We have a Druid datasource consuming from Kafka. We use thetasketch metrics for few approx count use cases. We started off with 4 theta sketch metrics and now have around 10 thetasketch metrics in a single data source. We updated the schema with few more dimensions (not really high cardinality) And of course the sizes of the segments have grown bigger with the new changes. The compaction tasks have started failing lately (with peon heap is 12G & MaxDirectMemory is 2.5G).
With this situation in mind, I have the following questions:
- Is there any guideline with respect to having theta sketch metrics in a Druid data source? such as the max or recommended number of theta sketch metric per data source? And any other tips/optimization for thetasketch metrics?
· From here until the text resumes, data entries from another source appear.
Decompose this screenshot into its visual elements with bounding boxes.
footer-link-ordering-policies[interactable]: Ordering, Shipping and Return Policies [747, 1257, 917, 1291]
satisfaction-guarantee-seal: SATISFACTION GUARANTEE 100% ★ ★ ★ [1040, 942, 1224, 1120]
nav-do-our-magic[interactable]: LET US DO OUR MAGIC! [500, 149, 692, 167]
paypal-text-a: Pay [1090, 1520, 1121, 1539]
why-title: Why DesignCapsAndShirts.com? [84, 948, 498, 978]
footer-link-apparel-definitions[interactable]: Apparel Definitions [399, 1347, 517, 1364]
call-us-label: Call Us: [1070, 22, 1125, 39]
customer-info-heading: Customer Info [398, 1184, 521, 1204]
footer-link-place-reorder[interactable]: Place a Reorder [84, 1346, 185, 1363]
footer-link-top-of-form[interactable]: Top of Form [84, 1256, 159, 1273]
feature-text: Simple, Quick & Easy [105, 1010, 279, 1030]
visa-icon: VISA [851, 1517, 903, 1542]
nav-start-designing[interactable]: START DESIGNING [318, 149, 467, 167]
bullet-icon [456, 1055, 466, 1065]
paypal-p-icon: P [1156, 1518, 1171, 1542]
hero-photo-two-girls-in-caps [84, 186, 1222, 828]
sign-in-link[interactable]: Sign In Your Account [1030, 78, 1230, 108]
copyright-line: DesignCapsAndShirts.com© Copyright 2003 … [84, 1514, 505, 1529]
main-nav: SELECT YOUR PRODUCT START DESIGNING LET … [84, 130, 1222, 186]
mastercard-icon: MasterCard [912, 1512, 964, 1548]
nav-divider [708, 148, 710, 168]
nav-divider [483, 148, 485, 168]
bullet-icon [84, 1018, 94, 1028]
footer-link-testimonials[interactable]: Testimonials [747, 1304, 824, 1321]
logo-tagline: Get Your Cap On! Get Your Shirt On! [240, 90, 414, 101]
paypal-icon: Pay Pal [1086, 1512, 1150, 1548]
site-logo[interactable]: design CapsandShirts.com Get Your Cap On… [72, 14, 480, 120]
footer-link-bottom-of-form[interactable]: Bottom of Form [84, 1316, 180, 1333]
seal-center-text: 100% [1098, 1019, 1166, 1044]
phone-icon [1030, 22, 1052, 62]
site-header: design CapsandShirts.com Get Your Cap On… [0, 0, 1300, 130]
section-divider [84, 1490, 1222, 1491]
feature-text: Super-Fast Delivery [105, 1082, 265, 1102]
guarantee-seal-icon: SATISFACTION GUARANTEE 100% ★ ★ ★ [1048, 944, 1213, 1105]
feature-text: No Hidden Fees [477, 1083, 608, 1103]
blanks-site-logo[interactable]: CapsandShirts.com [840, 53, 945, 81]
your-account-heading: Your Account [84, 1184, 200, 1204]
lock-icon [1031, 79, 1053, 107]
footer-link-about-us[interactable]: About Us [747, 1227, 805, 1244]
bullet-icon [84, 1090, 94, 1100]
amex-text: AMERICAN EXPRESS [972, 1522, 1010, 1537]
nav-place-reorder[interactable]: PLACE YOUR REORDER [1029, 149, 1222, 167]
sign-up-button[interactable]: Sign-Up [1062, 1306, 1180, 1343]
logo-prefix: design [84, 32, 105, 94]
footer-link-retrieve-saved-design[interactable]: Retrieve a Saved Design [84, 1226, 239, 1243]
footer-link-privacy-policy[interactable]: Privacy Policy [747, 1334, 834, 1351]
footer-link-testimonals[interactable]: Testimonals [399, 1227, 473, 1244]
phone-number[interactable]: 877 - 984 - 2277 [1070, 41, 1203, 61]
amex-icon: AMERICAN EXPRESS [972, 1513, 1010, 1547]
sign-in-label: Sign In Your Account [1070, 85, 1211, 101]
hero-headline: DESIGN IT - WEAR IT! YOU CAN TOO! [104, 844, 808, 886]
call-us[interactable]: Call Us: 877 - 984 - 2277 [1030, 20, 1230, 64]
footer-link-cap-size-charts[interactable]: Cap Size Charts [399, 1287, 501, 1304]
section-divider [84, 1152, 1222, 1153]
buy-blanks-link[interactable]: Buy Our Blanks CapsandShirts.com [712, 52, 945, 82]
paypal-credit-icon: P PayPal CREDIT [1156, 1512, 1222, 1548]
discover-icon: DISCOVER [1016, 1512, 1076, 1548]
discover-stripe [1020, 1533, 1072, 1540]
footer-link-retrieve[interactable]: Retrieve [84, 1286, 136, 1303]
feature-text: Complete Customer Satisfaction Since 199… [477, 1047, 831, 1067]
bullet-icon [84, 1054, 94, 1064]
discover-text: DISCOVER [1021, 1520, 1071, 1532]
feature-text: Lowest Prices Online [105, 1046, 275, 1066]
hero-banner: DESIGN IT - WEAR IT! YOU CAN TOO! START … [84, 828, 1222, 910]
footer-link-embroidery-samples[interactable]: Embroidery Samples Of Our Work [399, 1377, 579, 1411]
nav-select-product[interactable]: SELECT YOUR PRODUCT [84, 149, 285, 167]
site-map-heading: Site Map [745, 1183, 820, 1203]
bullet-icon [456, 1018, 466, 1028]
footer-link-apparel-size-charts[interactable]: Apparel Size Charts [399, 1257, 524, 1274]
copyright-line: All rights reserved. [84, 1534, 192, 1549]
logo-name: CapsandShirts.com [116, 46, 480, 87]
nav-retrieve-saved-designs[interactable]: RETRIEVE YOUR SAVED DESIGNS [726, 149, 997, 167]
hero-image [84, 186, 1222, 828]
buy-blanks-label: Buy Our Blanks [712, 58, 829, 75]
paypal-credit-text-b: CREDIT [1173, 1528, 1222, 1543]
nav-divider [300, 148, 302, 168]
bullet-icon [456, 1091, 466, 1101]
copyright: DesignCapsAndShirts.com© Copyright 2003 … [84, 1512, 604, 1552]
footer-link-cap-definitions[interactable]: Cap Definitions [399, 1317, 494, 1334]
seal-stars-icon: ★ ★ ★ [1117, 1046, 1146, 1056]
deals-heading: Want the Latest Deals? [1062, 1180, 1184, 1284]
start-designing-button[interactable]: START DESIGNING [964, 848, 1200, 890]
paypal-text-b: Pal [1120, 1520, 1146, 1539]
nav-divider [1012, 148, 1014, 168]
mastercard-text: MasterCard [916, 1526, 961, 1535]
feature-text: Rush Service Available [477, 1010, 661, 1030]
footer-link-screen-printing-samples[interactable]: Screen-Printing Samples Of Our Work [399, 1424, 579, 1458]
- Druid doc mentions to aim for a segment size of 300-700 MB in size. Is this a hard limit? The reason why I am asking this is, if a data source has grown big (with new dimension additions & new thetasketch metrics addition), if I aim for a segment (post compaction) to be in the range of 300-700 MB, the total number of segments may possibly be in the range of 20-30. However, if the size per segment is not a hard limit, I can have the total number of segments in the range of 10-15 (post compaction) having approximately 1GB as the segment size instead of 300-700MB. Which of these options is preferred/recommended? I used to think having fewer number of segments is better since the number segments that will be accessed/read on a query will be far less but then again a single thread will have to read 1GB of data.
- The compaction tasks are failing with memory related error (OOM: Direct buffer). Is increasing the MaxDirectMemory the only way?